The benchmark confirms that choice of vector datastore-whether Pinecone or Qdrant-has negligible effect on retrieval performance. Both yielded near-identical scores across all metrics and datasets.

This is expected: vector databases are primarily neutral infrastructure layers, designed to index and retrieve vectors efficiently. They don’t influence the semantic quality of retrieval-only the mechanics of access.

It’s reassuring to validate this assumption with empirical evidence: retrieval quality is largely independent of the datastore when all else is equal.

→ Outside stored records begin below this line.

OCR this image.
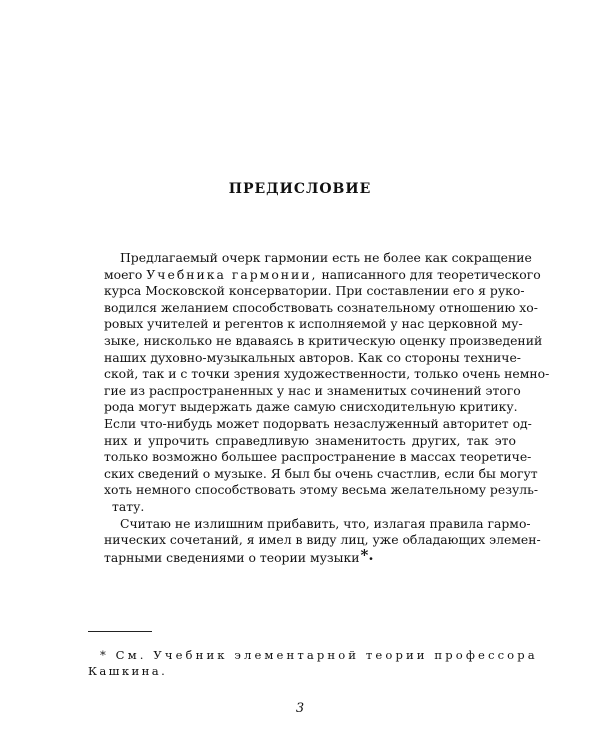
ПРЕДИСЛОВИЕ

Предлагаемый очерк гармонии есть не более как сокращение
моего Учебника гармонии, написанного для теоретического
курса Московской консерватории. При составлении его я руко-
водился желанием способствовать сознательному отношению хо-
ровых учителей и регентов к исполняемой у нас церковной му-
зыке, нисколько не вдаваясь в критическую оценку произведений
наших духовно-музыкальных авторов. Как со стороны техниче-
ской, так и с точки зрения художественности, только очень немно-
гие из распространенных у нас и знаменитых сочинений этого
рода могут выдержать даже самую снисходительную критику.
Если что-нибудь может подорвать незаслуженный авторитет од-
них и упрочить справедливую знаменитость других, так это
только возможно большее распространение в массах теоретиче-
ских сведений о музыке. Я был бы очень счастлив, если бы могут
хоть немного способствовать этому весьма желательному резуль-
тату.

Считаю не излишним прибавить, что, излагая правила гармо-
нических сочетаний, я имел в виду лиц, уже обладающих элемен-
тарными сведениями о теории музыки*.

* См. Учебник элементарной теории профессора
Кашкина.
3
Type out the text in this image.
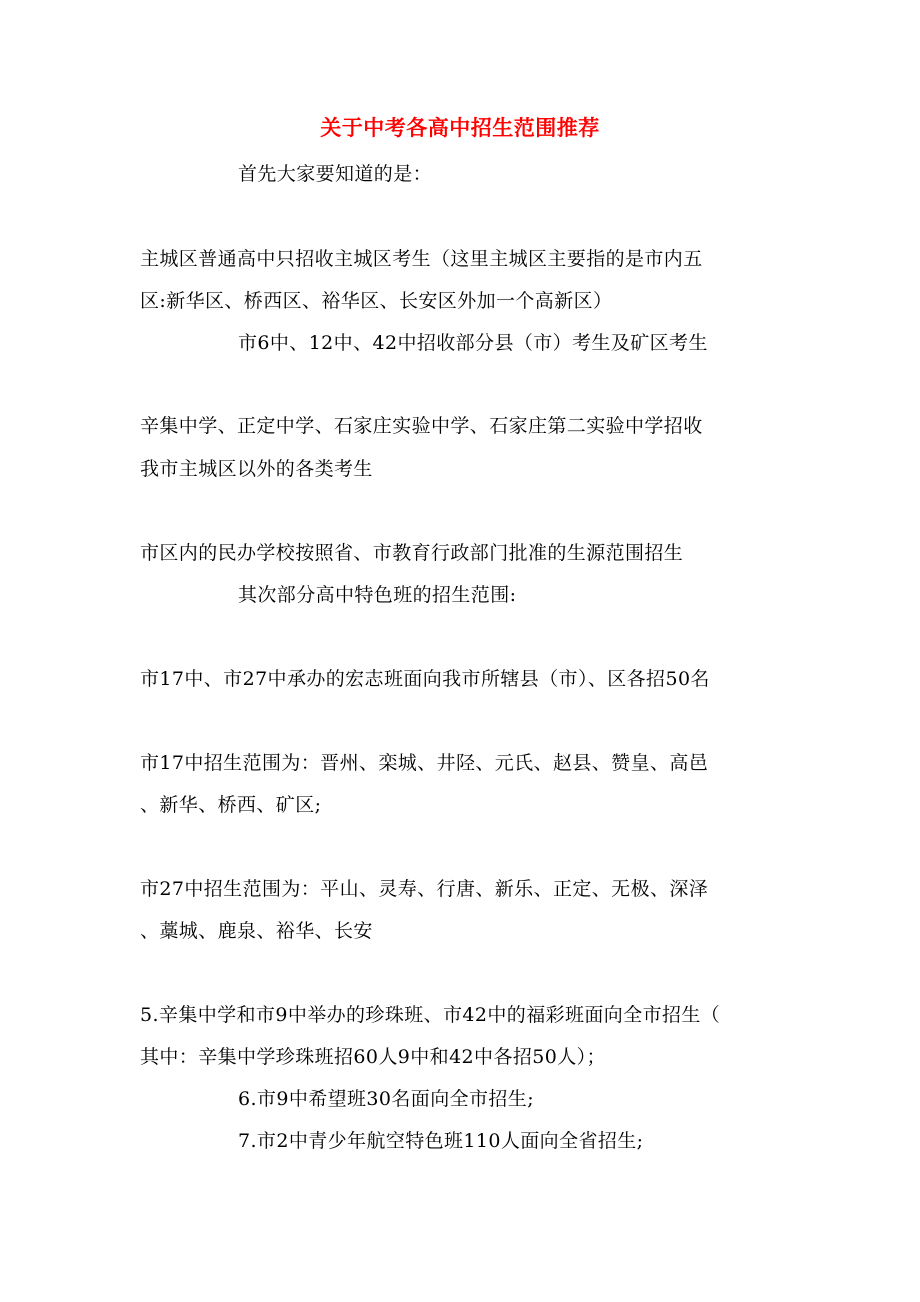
关于中考各高中招生范围推荐
首先大家要知道的是：
主城区普通高中只招收主城区考生（这里主城区主要指的是市内五
区:新华区、桥西区、裕华区、长安区外加一个高新区）
市6中、12中、42中招收部分县（市）考生及矿区考生
辛集中学、正定中学、石家庄实验中学、石家庄第二实验中学招收
我市主城区以外的各类考生
市区内的民办学校按照省、市教育行政部门批准的生源范围招生
其次部分高中特色班的招生范围:
市17中、市27中承办的宏志班面向我市所辖县（市）、区各招50名
市17中招生范围为：晋州、栾城、井陉、元氏、赵县、赞皇、高邑
、新华、桥西、矿区;
市27中招生范围为：平山、灵寿、行唐、新乐、正定、无极、深泽
、藁城、鹿泉、裕华、长安
5.辛集中学和市9中举办的珍珠班、市42中的福彩班面向全市招生（
其中：辛集中学珍珠班招60人9中和42中各招50人）；
6.市9中希望班30名面向全市招生;
7.市2中青少年航空特色班110人面向全省招生;
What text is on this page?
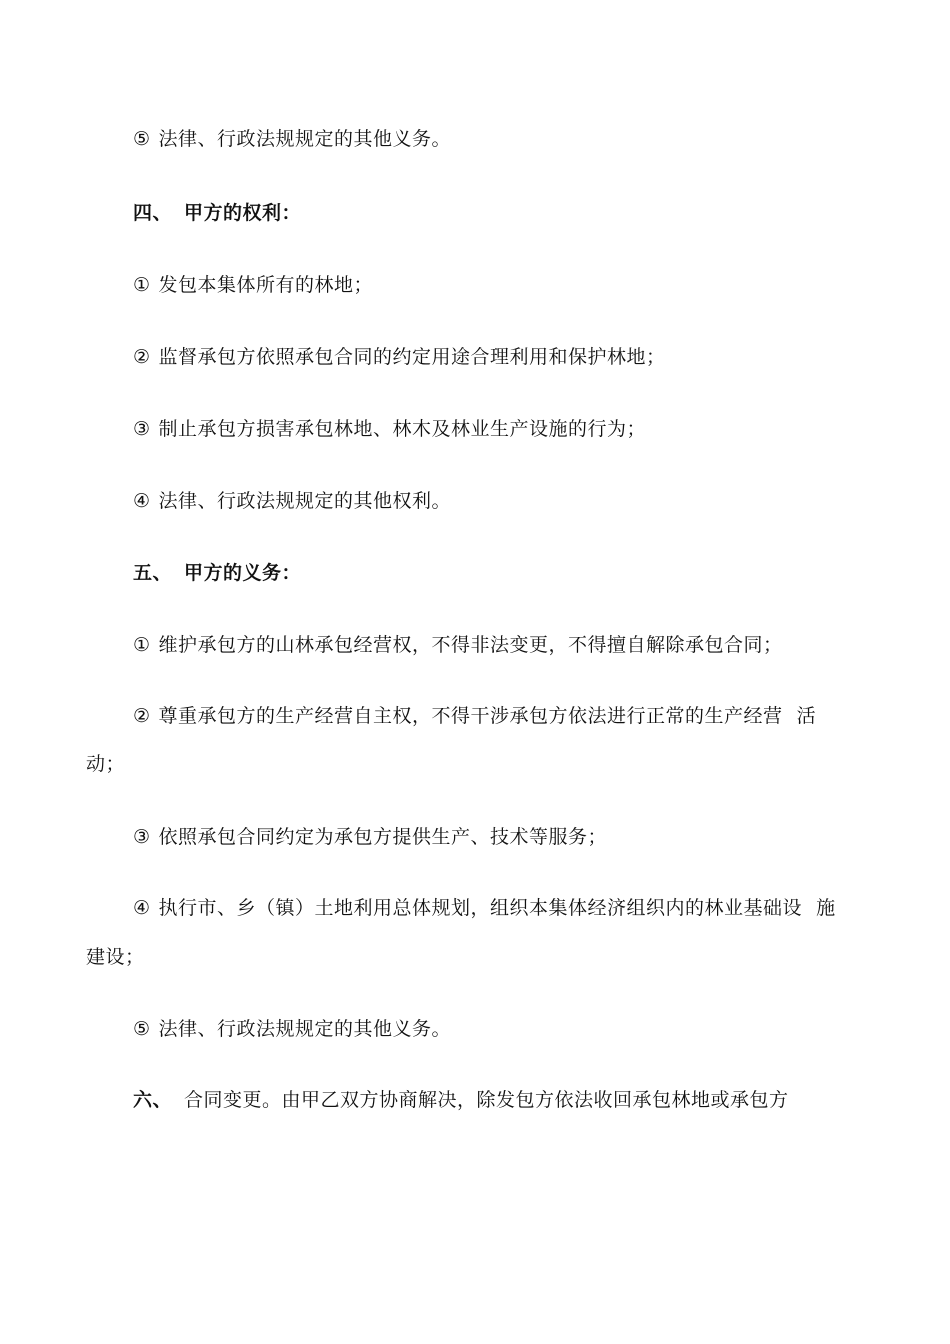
⑤ 法律、行政法规规定的其他义务。
四、 甲方的权利：
① 发包本集体所有的林地；
② 监督承包方依照承包合同的约定用途合理利用和保护林地；
③ 制止承包方损害承包林地、林木及林业生产设施的行为；
④ 法律、行政法规规定的其他权利。
五、 甲方的义务：
① 维护承包方的山林承包经营权，不得非法变更，不得擅自解除承包合同；
② 尊重承包方的生产经营自主权，不得干涉承包方依法进行正常的生产经营 活
动；
③ 依照承包合同约定为承包方提供生产、技术等服务；
④ 执行市、乡（镇）土地利用总体规划，组织本集体经济组织内的林业基础设 施
建设；
⑤ 法律、行政法规规定的其他义务。
六、 合同变更。由甲乙双方协商解决，除发包方依法收回承包林地或承包方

There is no appreciable difference in performance between datastores
Both pinecone and qdrant yielded very similar scores in retrieval accuracy.
This is well in line with what one would expect, considering the datastores are meant to be neutral storage layers. However it is good to confirm this

3. 🧬 Embedding Models: The Most Critical Factor

The most decisive factor in retrieval performance was the choice of embedding model. The gap between older models and newer offerings is stark:

Gemini’s embedding-001 is the clear winner, leading across every metric, and strongly correlating with top performance on public benchmarks like MTEB. The single drawback with them is that the current vertex API allows only one document per embedding request, making it excruciatingly slow. However I expect this will change very soon.
Cohere’s newer models also perform well, offering a solid balance of speed and accuracy.
OpenAI’s text-embedding-3-large, while an improvement over older versions, lags behind significantly compared to Gemini.
Open-source models like stella-1.5b-v5 could be viable, particularly for specialized domains. For general use, their inferior performance and slow inference times make them quite convenient to use, without powerful infrastructure.

In short: picking high-quality embeddings is the most impactful decision in building a performant RAG system. Given that embedding choice locks you into a particular vector space, changing models later entails expensive full re-indexing.